Matsya Purana — The Kauśika Descendants: Śrāddha

जातिस्मराः सप्त जाता मृगाः कालञ्जरे गिरौ नीलकण्ठस्य पुरतः पितृभावानुभाविताः //

jātismarāḥ sapta jātā mṛgāḥ kālañjare girau nīlakaṇṭhasya purataḥ pitṛbhāvānubhāvitāḥ //

On Mount Kālañjara, seven deer were born as jātismaras, remembering their former births; and, in the presence of Nīlakaṇṭha, they were stirred and transformed by the felt power of a father’s affection.

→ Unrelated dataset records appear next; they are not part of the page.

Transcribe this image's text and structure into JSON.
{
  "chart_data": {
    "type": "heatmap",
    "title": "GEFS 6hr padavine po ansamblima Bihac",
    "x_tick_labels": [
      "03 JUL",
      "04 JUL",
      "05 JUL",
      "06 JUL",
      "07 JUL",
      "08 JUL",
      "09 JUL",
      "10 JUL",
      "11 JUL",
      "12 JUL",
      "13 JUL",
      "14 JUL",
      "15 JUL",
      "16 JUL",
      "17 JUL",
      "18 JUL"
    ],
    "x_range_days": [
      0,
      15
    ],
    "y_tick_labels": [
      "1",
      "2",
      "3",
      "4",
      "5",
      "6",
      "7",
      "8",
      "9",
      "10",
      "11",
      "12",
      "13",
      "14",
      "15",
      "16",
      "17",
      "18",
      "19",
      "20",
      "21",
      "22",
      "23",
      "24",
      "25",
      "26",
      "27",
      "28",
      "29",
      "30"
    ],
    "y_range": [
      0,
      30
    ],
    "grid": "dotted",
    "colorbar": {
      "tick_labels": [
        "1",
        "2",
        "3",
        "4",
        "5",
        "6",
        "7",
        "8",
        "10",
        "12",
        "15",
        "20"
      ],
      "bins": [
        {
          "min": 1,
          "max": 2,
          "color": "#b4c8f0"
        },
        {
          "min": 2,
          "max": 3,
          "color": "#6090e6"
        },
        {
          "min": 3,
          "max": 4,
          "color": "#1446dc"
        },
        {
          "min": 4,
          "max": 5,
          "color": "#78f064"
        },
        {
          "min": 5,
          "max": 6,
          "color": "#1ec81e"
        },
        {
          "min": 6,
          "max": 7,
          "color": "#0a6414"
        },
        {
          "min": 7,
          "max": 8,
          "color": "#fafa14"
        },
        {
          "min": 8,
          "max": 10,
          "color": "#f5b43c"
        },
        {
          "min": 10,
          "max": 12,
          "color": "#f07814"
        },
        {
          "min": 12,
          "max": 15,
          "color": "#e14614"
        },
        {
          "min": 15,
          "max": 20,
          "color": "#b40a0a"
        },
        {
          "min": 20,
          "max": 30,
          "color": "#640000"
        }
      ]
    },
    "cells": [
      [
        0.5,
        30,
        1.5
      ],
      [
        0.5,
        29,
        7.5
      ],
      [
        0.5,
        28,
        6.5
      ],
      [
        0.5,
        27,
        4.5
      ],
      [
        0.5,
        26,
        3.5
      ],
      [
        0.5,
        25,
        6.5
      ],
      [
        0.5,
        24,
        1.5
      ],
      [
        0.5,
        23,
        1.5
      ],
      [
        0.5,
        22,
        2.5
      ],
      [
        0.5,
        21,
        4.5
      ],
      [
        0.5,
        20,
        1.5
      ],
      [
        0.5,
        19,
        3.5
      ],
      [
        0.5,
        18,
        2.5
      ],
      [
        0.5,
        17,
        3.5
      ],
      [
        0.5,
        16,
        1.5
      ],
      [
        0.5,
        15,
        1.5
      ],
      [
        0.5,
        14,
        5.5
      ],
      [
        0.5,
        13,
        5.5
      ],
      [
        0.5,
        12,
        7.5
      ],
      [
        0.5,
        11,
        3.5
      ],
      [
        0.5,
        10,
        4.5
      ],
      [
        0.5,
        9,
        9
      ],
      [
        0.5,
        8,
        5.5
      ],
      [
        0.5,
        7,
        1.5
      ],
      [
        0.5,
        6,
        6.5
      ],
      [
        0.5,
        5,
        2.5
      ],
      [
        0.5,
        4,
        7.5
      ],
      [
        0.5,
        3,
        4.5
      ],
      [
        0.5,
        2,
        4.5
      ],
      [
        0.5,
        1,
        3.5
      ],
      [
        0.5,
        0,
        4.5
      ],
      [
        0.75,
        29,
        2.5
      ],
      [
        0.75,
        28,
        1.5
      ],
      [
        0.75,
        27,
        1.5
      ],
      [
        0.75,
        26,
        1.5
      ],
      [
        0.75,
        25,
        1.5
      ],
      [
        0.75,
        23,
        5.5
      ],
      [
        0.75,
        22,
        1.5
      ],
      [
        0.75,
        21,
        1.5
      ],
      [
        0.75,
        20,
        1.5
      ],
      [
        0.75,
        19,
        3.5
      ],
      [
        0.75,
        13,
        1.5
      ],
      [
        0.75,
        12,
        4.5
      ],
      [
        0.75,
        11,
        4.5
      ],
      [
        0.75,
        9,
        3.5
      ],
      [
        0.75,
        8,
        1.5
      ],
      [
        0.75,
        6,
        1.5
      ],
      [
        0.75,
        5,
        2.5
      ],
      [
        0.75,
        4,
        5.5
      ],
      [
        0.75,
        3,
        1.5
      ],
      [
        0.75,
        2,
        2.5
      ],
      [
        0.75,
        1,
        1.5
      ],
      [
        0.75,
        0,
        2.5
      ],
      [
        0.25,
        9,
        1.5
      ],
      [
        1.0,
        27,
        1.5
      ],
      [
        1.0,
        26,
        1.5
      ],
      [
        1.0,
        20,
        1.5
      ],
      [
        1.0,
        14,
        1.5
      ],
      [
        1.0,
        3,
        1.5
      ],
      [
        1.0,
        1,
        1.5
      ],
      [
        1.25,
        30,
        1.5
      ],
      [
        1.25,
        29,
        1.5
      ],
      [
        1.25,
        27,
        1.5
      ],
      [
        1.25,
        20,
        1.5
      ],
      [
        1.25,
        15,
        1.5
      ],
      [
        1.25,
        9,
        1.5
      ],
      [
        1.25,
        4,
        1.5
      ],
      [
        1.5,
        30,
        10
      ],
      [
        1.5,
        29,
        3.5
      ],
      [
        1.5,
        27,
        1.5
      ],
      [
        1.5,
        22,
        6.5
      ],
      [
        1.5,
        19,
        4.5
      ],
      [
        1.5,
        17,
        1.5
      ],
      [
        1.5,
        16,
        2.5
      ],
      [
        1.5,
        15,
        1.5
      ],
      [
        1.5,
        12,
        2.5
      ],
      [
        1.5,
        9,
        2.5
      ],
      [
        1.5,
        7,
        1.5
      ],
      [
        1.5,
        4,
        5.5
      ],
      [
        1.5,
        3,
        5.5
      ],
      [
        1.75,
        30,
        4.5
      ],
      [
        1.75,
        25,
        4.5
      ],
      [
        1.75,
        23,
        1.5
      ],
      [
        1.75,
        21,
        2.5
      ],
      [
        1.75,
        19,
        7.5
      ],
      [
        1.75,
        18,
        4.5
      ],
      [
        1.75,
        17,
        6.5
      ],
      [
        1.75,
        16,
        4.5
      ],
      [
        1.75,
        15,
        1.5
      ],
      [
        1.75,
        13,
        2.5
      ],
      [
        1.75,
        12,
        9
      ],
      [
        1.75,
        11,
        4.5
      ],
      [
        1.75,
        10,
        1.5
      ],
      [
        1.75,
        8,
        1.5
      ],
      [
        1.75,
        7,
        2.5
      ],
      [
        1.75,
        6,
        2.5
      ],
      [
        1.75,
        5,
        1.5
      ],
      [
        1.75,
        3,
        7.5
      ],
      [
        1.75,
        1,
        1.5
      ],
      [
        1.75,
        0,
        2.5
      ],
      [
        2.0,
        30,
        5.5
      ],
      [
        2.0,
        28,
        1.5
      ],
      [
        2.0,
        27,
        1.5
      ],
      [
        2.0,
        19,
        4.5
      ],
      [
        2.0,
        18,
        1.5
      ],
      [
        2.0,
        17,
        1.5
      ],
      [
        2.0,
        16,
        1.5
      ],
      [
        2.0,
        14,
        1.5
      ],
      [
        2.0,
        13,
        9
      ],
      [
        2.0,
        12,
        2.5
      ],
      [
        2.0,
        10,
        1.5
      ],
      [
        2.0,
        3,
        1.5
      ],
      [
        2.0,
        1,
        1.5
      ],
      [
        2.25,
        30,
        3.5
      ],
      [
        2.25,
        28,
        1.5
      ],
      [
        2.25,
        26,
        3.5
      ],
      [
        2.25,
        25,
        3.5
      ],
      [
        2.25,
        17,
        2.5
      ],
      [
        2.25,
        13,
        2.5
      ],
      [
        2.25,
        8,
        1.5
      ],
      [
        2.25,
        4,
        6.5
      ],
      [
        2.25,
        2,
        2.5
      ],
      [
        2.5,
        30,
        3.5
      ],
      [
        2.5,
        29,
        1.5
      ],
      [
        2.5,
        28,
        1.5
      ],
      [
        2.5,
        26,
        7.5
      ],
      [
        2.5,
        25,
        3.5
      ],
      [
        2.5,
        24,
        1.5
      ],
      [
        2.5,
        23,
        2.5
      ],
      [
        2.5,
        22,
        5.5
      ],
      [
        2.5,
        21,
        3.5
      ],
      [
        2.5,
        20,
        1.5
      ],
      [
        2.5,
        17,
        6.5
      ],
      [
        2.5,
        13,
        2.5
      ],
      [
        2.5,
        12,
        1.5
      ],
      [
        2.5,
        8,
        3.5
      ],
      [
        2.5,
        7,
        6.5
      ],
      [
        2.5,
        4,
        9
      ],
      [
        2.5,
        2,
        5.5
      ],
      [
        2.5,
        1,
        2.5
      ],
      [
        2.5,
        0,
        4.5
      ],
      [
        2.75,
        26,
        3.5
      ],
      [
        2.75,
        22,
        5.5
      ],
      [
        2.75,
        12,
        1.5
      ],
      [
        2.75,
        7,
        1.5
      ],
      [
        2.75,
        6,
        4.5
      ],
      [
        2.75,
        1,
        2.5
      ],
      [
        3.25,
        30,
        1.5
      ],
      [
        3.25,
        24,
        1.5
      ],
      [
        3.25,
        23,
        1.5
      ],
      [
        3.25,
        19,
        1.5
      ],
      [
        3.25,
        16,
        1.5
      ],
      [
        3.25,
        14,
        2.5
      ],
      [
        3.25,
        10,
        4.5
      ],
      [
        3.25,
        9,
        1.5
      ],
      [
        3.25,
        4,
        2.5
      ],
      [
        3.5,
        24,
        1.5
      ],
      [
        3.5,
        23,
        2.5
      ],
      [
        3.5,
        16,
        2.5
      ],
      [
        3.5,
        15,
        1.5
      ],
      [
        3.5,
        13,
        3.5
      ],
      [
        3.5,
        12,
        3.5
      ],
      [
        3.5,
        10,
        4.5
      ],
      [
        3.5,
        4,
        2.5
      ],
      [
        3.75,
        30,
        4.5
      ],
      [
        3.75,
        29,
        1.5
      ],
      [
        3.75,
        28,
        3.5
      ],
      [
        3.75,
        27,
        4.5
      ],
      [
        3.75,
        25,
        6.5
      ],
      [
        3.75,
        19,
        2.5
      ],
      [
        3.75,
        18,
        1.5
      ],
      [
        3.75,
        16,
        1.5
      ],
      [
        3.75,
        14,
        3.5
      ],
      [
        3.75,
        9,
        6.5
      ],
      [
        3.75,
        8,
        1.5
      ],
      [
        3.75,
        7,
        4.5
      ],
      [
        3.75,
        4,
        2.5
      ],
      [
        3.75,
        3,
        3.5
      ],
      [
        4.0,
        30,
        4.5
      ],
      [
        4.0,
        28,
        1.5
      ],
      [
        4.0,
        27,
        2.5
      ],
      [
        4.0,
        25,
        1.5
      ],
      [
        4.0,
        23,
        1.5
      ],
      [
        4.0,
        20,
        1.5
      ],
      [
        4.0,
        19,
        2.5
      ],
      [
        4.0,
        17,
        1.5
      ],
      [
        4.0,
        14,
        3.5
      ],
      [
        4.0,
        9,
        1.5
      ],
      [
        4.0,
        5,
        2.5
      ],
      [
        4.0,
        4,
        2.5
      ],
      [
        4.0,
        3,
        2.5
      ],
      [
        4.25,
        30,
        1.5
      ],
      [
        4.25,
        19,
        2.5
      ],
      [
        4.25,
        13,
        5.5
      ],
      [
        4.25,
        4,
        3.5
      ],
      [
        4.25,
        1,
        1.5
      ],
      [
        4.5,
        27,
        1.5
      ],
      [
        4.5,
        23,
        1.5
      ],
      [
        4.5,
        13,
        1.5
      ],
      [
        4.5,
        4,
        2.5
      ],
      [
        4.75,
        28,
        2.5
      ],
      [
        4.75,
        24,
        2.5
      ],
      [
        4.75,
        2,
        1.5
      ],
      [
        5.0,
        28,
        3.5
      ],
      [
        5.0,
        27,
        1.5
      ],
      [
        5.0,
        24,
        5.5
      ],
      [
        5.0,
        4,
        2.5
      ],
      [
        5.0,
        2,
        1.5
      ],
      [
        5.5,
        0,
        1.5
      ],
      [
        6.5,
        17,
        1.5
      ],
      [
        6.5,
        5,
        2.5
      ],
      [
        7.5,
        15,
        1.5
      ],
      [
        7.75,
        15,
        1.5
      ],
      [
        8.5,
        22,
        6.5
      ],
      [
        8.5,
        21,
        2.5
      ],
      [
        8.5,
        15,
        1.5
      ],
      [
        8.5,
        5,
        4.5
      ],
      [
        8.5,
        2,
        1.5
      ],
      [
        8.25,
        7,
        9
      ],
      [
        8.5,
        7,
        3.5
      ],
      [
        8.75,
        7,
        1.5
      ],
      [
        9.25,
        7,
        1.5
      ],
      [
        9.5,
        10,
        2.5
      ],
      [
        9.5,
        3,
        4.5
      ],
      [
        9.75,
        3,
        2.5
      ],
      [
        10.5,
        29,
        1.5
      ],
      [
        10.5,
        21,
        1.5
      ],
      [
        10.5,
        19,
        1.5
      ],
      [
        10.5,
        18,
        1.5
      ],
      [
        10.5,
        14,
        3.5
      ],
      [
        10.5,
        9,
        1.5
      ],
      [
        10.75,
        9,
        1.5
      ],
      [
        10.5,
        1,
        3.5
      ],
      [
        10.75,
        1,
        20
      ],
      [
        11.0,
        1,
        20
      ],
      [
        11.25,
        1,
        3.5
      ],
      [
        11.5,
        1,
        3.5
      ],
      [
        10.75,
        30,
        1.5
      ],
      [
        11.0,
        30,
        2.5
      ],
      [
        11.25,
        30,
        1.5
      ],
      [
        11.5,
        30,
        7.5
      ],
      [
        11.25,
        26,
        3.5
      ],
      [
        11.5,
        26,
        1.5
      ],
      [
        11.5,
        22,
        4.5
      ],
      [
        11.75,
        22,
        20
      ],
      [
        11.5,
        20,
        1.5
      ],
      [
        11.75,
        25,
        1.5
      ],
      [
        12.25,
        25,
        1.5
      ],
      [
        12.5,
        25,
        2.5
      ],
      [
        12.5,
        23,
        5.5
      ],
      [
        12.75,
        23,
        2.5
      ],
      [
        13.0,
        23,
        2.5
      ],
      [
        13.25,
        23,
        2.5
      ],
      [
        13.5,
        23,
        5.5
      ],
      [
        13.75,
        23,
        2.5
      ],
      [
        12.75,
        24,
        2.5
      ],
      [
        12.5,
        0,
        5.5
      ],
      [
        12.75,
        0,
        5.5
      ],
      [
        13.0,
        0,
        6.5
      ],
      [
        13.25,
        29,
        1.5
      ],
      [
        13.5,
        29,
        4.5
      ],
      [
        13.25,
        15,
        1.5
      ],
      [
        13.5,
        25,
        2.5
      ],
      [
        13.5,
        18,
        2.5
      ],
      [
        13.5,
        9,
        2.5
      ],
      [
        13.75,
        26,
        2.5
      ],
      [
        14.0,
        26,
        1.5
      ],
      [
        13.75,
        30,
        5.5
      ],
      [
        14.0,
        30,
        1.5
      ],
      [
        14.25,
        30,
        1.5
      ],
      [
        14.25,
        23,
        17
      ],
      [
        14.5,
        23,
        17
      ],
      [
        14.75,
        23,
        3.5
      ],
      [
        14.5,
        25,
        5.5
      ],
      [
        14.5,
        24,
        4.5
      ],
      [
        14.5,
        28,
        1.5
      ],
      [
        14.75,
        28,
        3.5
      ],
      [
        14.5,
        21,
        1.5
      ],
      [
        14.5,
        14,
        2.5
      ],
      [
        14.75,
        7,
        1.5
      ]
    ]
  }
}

jātismarāḥthose who remember previous births
jātismarāḥ:
saptaseven
sapta:
jātāḥborn/arisen
jātāḥ:
mṛgāḥdeer
mṛgāḥ:
kālañjareon/at Kālañjara (a sacred mountain)
kālañjare:
girauon the mountain
girau:
nīlakaṇṭhasyaof Nīlakaṇṭha (the Blue-throated Lord, i.e., Śiva)
nīlakaṇṭhasya:
purataḥin front of/in the presence of
purataḥ:
pitṛ-bhāvapaternal feeling/fatherly affection
pitṛ-bhāva:
anubhāvitāḥmade to experience, affected, powerfully impressed/animated
anubhāvitāḥ:
Sūta (narrating the Purāṇic account in the Matsya Purāṇa’s flow; presented within the broader Manu–Matsya narrative frame)
KālañjaraNīlakaṇṭha (Śiva)Jātismara beingsSeven deer
Sacred geographyJātismaraŚivaKarma and rebirthPurāṇic wonders

FAQs

This verse does not discuss Pralaya directly; it highlights karmic continuity through rebirth and the extraordinary phenomenon of jātismara memory, implying an ordered moral universe rather than cosmic dissolution.

By emphasizing pitṛbhāva (fatherly affection) as a spiritually potent force, it supports the Purāṇic ethic that householders and rulers should cultivate protective, compassionate guardianship—nurturing dependents in a dharmic, responsibility-centered way.

No Vāstu or temple-building rule is stated; the ritual takeaway is the sanctity of place (Kālañjara) and darśana—being “in the presence” of Nīlakaṇṭha—where devotion and emotional dispositions are depicted as spiritually transformative.